The company has not only partnered up with the local food businesses in Boston, but it also has partnered up with several food donation centers, such as the Greater Boston Food Bank.

Dr. Ellen Messer, a culinary historian and anthropology professor at Boston University, praised Food for All for its “innovative, tech-savvy approach to reducing food waste and food insecurity in America.”

Messer commended the cooperation between organizations in order to combat waste.

“It is great that the tech designers, individual consumers, fast-casual food enterprises and The Greater Boston Food Bank are able to join together to make this a ‘win-win-win-win’ situation,” Messer said.

Regarding the company’s future plans, Valenga said that they are planning on expanding the business. Food for All has branches across Boston and New York City, and they are hoping to create branches in three more cities.

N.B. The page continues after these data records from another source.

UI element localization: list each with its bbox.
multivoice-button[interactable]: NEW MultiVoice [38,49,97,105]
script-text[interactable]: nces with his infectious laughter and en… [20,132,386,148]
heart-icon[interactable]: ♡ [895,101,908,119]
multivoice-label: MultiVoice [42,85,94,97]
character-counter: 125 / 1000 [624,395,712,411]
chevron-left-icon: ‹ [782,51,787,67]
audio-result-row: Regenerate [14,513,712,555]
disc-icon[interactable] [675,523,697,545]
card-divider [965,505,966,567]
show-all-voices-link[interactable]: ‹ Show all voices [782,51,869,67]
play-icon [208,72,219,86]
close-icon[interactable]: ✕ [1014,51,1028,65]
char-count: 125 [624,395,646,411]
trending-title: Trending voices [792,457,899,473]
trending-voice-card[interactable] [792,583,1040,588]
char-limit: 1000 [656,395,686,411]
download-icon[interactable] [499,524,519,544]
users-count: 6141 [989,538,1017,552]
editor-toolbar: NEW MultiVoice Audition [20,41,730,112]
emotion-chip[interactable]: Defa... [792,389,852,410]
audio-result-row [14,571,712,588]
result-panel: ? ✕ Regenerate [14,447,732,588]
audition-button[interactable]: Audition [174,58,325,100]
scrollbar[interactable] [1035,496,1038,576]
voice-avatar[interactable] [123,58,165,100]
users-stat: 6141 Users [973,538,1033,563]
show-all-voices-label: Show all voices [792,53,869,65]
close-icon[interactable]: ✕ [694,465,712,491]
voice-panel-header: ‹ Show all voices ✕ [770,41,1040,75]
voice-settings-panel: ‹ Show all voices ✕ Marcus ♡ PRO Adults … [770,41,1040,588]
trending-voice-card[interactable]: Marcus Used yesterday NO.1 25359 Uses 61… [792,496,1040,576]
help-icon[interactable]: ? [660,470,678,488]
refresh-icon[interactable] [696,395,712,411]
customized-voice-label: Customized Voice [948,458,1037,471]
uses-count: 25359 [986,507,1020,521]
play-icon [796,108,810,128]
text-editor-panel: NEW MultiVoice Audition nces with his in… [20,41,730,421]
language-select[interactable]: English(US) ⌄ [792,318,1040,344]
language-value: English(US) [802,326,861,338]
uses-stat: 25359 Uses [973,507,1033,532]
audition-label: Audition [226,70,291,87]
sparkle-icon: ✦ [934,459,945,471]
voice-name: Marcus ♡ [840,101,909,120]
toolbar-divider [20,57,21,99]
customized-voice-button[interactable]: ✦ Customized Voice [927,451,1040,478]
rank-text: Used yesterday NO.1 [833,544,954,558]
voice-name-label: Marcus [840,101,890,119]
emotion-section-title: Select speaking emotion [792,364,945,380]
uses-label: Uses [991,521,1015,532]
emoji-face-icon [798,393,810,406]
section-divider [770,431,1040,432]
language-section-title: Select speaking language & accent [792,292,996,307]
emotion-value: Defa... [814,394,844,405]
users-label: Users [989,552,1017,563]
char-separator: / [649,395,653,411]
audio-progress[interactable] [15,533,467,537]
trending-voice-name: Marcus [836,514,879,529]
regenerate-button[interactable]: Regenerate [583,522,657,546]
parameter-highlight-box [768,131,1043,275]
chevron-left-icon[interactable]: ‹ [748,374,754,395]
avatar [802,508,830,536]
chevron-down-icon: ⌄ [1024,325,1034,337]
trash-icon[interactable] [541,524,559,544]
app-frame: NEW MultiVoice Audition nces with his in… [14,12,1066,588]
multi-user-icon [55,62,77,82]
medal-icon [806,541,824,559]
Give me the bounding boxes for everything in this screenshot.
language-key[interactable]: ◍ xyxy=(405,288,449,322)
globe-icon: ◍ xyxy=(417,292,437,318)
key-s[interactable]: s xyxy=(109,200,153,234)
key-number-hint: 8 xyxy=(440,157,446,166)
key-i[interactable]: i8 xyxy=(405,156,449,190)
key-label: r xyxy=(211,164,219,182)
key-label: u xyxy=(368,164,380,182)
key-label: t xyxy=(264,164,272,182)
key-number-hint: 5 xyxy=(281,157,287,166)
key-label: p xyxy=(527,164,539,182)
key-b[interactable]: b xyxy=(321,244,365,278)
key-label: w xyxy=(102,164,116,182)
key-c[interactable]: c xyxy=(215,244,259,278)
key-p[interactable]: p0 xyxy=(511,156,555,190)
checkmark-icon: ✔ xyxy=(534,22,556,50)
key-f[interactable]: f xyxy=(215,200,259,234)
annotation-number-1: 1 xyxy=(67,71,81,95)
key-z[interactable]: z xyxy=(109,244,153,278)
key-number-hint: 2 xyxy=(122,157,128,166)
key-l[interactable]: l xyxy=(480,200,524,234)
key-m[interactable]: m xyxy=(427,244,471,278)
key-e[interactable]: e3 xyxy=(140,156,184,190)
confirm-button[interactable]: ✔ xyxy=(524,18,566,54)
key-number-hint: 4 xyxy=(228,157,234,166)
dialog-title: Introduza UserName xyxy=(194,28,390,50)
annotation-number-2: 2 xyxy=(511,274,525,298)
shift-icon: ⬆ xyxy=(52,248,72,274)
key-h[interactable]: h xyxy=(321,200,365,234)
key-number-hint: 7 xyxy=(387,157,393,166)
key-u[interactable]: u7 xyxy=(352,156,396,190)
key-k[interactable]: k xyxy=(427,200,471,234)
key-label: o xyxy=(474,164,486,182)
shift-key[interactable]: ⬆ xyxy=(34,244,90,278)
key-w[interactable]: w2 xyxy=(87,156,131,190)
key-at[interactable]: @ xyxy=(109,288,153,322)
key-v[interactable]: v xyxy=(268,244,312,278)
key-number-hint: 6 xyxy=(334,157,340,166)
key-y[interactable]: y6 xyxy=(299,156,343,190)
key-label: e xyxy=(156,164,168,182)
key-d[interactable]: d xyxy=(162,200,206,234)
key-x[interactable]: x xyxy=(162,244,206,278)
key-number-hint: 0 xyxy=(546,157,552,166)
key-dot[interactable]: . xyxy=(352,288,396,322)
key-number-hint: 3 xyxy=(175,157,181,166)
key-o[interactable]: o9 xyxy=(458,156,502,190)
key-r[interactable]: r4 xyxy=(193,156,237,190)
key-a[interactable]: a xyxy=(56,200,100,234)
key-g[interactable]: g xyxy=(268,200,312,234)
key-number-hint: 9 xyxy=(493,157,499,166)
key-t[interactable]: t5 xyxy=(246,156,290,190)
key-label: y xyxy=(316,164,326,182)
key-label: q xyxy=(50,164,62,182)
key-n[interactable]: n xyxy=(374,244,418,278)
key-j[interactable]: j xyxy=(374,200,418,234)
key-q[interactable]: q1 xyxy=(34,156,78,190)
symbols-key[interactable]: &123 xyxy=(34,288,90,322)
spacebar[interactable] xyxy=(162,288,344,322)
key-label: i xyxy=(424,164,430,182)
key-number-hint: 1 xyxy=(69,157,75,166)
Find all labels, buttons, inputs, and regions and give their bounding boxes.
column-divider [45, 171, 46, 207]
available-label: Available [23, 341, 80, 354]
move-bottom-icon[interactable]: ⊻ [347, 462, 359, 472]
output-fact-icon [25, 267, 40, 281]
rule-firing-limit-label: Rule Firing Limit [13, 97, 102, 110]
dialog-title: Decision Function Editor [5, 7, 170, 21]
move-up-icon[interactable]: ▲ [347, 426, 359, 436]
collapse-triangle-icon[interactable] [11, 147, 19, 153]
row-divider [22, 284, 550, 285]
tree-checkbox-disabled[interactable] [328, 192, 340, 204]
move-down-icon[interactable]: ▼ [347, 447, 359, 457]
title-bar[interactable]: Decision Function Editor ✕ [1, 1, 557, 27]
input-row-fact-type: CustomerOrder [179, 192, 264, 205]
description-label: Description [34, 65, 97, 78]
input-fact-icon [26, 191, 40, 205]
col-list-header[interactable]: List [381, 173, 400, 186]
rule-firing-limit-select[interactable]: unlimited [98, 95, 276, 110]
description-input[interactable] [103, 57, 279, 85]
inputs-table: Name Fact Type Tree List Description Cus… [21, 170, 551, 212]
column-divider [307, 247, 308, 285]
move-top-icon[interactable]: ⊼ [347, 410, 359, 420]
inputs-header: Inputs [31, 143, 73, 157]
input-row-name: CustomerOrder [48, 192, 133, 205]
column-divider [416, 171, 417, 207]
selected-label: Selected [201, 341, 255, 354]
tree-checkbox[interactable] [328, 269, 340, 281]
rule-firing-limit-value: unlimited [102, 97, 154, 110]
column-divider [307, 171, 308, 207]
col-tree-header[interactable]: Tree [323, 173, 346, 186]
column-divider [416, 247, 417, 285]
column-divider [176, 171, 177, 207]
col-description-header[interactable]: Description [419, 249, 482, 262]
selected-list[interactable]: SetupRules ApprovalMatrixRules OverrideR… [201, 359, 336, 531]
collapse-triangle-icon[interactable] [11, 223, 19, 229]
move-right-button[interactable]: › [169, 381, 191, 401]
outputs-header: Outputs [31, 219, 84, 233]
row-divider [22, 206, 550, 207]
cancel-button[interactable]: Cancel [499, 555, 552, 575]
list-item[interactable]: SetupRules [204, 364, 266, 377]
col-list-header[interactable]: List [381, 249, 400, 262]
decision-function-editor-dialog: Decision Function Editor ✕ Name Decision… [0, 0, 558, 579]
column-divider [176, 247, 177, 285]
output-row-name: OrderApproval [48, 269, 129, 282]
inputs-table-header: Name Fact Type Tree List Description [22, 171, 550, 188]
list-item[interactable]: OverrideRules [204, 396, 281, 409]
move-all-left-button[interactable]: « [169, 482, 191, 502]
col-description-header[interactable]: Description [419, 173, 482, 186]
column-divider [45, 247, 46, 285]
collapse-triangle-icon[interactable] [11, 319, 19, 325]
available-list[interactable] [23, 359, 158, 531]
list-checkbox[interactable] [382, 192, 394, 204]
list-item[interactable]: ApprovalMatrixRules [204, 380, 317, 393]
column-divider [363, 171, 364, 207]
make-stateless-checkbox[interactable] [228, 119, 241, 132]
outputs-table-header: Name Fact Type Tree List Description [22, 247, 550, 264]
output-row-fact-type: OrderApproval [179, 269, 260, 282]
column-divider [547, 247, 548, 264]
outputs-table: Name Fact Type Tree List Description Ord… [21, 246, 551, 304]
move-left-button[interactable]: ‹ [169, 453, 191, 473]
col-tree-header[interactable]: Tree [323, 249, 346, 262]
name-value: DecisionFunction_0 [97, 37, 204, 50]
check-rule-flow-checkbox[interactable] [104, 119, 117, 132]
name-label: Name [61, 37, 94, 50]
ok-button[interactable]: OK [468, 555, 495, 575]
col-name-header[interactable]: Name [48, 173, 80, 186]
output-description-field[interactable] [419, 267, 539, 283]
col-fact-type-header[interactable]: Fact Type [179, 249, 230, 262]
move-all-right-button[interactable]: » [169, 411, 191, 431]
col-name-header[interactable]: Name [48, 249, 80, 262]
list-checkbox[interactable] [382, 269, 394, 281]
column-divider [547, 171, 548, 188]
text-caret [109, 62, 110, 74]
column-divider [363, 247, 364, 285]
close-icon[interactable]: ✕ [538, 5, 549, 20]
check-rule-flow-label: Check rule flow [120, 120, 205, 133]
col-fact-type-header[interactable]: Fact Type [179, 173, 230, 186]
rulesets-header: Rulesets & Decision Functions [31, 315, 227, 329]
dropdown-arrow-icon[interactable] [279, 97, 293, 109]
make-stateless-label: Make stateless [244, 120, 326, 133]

Within the Boston area, Valenga said the company has plans to partner with BU. She said they have talked with the BU Dining Services, starting with a partnership with George Sherman Union food court, and are pursuing a potential collaboration.

As the company increases in size, Valenga stressed the importance of maintaining its values of simplicity and openness.

“There is no hidden side,” Valenga said. “It’s really a win-win situation, and you can trust that we do it.

Valenga said she feels that in addition to attracting customers through transparency, Food for All’s business structure causes it to stand out from other businesses.

“One thing that I think is unique about Food for All is that, normally, programs that are against food waste operate in a business-to-business system,” Valenga said. “But we are business to consumers. I think in that sense, we created more awareness for the public eye, and I think the fact that it’s not so hidden helps our cause.”